Rod Smith, the director of general brokerage of Coldwell Banker Chicora, said that the home price staying even and the small decline in condo price is indicative of the market having reached the bottom.

"I think we're going to see that continue, and I really think that's going to help firm up our market," he said.

As the low-priced properties sell quickly, some buyers are moving up into higher price ranges, and some properties that cost more than $500,000 have started to sell, Smith said.

Single-family house sales were up 48 percent from April 2009, according to the MLS. Condo sales were up 27 percent from 2009, a more modest increase than in recent months.

"I think it's a continuation of people coming down off the fence and recognizing the great buys that are out there," Smith said.

While sales are up, there are also more properties coming on the market, which means a longer wait before prices rebound, said Greg Harrelson, the owner of Century 21 The Harrelson Group.

The number of single-family homes listed in the MLS in April was 6,316, a number that is down slightly from last year but has been steadily climbing in recent months despite increased sales. The number of condos listed, 6,005 is down significantly from last year but has also risen in the past several months.

"We're not really burning inventory, we're remaining status quo," Harrelson said, adding that until sales exceed the number of properties being added, there won't be a price reductions.

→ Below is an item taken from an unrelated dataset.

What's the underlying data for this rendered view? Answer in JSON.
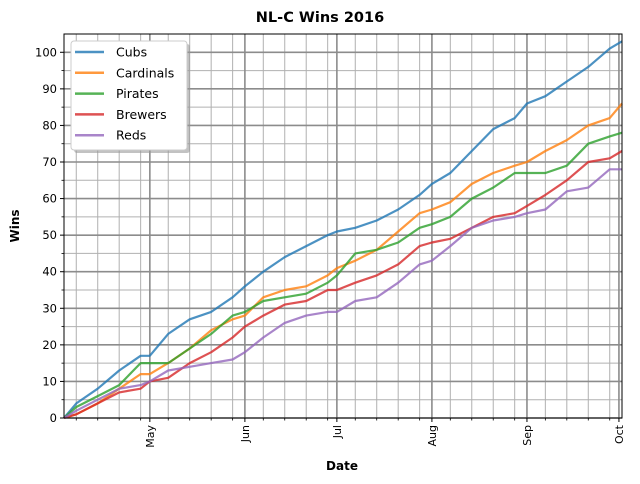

The reason the market is seeing more properties for sale is because some homeowners, who were waiting out the market, have decided to sell their property, he said.

"What I'm seeing with prices remaining fairly stable in the residential market - that's an indicator that we may be at the bottom. The question becomes how long we stay at the bottom," Harrelson said.

The market will likely have some minor increases and decreases in price but will remain relatively flat for the next year, he said.

The nearly 50 percent jump in home sales is partly because of the expiration of the home buyer tax credit, which had buyers rushing to sign contracts on properties before April 30. The tax credit provided up to $8,000 to home buyers who had not owned a home for the previous three years and up to $6,500 to buyers who had owned a home for five consecutive years out of the past eight years. To qualify, buyers had to sign a contract by April 30 and must close on the property by June 30.

The second half of the month was particularly busy because of the credit, Harrelson said. Even though the credit is over, it may not mean a slowdown in sales, in part, because the incentive got a lot of people talking about buying properties, he said.

Radha Herring, the broker-in-charge of the Watermark Real Estate Group said she has seen business pick up, with more inquiries and more buyers.

She said low-priced properties are selling quickly and in certain communities the real bargain deals of last year are no longer available.

"As the good inventory is being depleted, the buyers that want to get that good inventory are having to pay a little more," Herring said.

That translates into price increases in certain high quality condominium buildings and developments, she said.

The number of sales paid for in cash dropped in April after exceeding 50 percent for a few months. About 45 percent of buyers paid cash for their properties, with 46 percent using conventional financing and the remaining 9 percent getting loans through programs like the Federal Housing Administration or Veterans Affairs.

That may be due to the fact that most of the buyers that qualified for the home buyer tax credit would have financed their properties and not paid cash.

"I don't think there's any way you can maintain a 50 percent cash sales scenario for a long time," Maeser said. "We've got to get other sources of financing into the picture."